Мы вышли на улицу. По-прежнему сеял мелкий холодный дождь.
Мы шли к бараку, в котором прошлую ночь дежурила у коек раненых и моя мать.
За углом барака, в затишье, Трофим остановился. Он взял меня за плечо и легонько притянул к себе. Я услышал терпкий запах йода от его забинтованной руки.
— Будешь, Василий, за раненым смотреть.
Он быстро оглянулся и сказал тише:
— Заметь: никому ни слова. Человек это нужный. Уважай во всем, чтоб выжил.
И мы вошли в барак.
В отдельной комнатке, где жил когда-то комендант, лежал громадный чернолицый мужчина. Он спал. Пухлые синие губы его вздрагивали. Он едва помещался на койке. Крутые желваки пошевеливались на щеках, около скул. Он как будто силился проглотить что-то горькое.
— Будешь компрессы ставить, — тихонько наставлял Трофим, поглядывая на больного. — Сумеешь? — Во взгляде его светились и радость, и тревога. Я запомнил этот взгляд. Уходя, он задержался у двери и, теребя ворот рубашки, сказал, четко выговаривая каждое слово:
— Ячейка поручает… Смотри же!
И я остался один. Я присел на табурет и долго следил за лицом больного. Темная жилка на его виске напрягалась и опадала. Мелко вздрагивали веки. Он как будто хотел открыть глаза — и не мог. Я приглядывался к его опаленной бородке. Раньше он, видно, с усердием холил ее. Волос, шелковый и нежный, отливал легкой надсинью. Ленивые кудряшки играли у самых губ. Раненых я знал наперечет. Откуда взялся этот? Я сидел и строил догадки и все же не мог понять, кто он. Я решил, что это большой красный командир. Вскоре он начал бредить. В хриплом торопливом говоре я различал отдельные слова: «Засада! Шашки вон! Сволочи…»

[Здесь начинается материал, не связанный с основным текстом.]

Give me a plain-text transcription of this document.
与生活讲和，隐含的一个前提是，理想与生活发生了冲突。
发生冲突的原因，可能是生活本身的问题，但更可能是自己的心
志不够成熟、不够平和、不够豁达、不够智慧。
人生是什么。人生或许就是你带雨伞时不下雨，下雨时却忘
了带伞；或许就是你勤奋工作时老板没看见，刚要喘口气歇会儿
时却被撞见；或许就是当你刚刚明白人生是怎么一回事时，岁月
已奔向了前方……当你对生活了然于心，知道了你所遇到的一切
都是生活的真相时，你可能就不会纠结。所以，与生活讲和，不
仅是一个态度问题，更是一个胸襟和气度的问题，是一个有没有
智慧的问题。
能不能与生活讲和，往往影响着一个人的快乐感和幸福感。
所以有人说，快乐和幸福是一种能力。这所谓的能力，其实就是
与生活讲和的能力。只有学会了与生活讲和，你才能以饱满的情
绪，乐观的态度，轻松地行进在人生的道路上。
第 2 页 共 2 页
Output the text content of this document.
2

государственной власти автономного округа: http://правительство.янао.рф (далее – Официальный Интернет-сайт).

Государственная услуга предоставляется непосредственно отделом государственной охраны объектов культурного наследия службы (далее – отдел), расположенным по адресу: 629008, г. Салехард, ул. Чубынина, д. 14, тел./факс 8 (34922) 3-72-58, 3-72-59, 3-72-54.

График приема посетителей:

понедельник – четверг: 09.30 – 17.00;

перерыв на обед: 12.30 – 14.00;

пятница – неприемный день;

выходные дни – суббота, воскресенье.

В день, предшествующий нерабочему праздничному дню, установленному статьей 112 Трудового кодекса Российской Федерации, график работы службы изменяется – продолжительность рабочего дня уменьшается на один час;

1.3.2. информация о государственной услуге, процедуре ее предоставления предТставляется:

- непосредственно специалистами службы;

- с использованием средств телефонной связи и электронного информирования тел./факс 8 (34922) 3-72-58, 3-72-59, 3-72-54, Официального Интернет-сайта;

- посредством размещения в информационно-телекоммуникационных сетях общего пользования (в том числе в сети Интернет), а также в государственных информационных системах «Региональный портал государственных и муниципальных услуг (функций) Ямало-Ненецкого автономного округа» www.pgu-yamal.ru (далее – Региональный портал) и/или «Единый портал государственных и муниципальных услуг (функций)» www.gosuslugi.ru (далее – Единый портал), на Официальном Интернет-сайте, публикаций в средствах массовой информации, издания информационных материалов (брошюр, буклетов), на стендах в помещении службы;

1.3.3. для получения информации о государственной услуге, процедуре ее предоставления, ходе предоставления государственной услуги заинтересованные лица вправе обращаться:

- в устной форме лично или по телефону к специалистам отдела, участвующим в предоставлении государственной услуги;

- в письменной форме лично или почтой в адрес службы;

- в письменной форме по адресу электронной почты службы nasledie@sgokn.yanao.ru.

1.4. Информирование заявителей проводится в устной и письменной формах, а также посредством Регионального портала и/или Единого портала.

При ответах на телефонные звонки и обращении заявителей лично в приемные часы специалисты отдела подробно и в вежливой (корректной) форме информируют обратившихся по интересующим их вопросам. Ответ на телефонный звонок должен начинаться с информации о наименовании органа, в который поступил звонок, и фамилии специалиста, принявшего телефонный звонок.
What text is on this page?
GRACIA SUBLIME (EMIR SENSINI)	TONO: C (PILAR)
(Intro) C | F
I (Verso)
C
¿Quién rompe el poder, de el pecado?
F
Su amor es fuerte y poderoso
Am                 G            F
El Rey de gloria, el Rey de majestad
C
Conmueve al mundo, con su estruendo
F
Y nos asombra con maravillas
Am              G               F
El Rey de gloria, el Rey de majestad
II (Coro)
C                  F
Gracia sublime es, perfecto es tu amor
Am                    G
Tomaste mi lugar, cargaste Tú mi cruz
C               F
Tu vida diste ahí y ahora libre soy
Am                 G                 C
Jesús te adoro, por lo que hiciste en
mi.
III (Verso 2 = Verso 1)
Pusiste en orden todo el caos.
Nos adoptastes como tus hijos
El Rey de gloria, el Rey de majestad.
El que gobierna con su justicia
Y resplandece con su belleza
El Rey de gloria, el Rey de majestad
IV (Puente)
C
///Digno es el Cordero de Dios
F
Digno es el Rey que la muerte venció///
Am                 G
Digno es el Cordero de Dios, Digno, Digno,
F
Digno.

Я прислушивался, но с губ его опять срывался хрип.
Я переменил ему компресс. Он успокоился и через несколько минут открыл глаза. Они остановились на моем лице с выражением выжидающего, пристального внимания.
— Похоже, ты санитаром, пацан? — спросил он строго.
— Санитаром.
С той же внимательностью, исподтишка, он осмотрел мои руки.
— А почему ж это тебя, малого, приставили?
Я ответил правду:
— От ячейки. Чтоб лучший был уход за тобой, дядя.
Он кивнул головой, губы его дернулись, и к щекам вдруг прилила кровь. Мне показалось, что он не поверил.
— «Дядя», — повторил он с усмешкой. — Н-да, племяш…
Некоторое время мы молчали. Он лежал, полузакрыв глаза, до скрипа сжимая зубы.
— Выпороть бы тебя, змееныш, — проворчал он задумчиво, словно сквозь сон, и вдруг глаза его распахнулись. Они были полны тьмы. Он тяжело потянул руку. — Березовой каши тебе, ерза…
Меня удивили его недоверчивость и беспричинная злость.